ENQUÊTE - L'entreprise Le Bras Frères qui travaillait sur le chantier de la flèche de la cathédrale de Paris a reconnu et "regretté" mercredi que certains de ses compagnons se soient "affranchis" de l'interdiction de fumer, estimant toutefois qu'il est "hors de question" que cette négligence soit à l'origine du départ de feu qui a ravagé une partie de l'édifice lundi 15 avril.

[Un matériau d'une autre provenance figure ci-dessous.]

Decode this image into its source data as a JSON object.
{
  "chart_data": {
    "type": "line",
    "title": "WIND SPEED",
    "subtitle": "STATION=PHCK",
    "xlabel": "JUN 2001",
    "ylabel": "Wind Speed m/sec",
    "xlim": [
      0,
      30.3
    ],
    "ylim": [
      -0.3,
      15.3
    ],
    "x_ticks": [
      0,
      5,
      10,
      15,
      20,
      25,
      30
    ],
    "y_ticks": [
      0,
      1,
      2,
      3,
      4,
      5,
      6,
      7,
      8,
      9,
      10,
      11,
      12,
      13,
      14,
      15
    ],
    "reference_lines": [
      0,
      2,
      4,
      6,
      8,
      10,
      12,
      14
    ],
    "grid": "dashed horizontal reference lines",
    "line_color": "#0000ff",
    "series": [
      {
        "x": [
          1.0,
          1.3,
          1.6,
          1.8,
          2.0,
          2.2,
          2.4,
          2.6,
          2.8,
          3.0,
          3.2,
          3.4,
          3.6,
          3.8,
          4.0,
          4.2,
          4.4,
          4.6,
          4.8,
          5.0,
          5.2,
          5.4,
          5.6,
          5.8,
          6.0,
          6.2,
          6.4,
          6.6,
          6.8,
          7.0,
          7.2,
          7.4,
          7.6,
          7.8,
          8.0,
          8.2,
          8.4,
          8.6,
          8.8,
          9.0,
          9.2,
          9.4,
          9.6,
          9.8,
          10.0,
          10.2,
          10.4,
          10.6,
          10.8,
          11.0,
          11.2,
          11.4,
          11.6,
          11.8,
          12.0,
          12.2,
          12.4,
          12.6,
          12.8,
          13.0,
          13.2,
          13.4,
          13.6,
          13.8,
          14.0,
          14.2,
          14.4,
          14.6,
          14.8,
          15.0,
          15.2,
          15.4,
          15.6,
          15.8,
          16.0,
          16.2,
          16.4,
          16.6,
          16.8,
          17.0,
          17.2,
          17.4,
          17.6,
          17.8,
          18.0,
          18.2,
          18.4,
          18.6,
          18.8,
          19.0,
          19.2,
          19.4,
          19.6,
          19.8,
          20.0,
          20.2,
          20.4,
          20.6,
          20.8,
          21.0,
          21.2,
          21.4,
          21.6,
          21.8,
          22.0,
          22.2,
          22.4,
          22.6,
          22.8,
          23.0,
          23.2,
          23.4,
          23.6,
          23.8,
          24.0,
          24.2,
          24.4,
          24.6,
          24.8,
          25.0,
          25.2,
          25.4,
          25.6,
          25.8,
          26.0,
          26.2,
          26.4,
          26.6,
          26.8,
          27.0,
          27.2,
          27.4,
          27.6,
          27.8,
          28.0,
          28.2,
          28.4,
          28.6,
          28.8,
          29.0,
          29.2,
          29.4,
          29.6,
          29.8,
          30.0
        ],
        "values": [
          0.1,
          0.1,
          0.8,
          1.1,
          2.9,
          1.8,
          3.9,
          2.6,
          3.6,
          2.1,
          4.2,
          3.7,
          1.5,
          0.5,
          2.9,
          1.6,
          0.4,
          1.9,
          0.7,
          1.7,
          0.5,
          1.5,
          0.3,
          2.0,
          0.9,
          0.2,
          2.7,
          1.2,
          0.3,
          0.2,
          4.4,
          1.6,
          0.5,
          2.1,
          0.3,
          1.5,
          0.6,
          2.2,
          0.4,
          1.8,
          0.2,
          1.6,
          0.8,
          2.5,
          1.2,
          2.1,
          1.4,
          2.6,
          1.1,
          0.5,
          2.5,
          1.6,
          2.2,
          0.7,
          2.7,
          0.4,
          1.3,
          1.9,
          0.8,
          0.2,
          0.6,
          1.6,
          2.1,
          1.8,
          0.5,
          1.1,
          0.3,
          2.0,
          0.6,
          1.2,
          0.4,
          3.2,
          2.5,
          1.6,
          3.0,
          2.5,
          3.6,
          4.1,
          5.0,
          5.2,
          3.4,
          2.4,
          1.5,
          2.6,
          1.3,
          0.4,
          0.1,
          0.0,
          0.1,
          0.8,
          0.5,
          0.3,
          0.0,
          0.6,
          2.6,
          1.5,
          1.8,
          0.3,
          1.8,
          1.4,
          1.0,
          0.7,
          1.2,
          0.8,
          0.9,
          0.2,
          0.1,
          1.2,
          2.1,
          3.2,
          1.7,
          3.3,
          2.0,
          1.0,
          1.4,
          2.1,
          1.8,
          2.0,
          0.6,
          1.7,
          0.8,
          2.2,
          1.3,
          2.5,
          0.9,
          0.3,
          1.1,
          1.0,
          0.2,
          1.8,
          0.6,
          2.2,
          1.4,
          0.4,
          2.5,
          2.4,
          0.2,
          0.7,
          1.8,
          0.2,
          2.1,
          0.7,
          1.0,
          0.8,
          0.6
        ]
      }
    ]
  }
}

"On le regrette". L'entreprise Le Bras Frères qui montait l'échafaudage autour de la flèche de Notre-Dame a reconnu mercredi que certains de ses ouvriers ont enfreint l'interdiction de fumer sur ce chantier. "Effectivement, il y a des compagnons qui de temps en temps se sont affranchis de cette interdiction", a déclaré le porte-parole de l'entreprise, Marc Eskenazi, réagissant à un article du Canard enchaîné paru mercredi, affirmant que les enquêteurs avaient retrouvé sept mégots sur le site. 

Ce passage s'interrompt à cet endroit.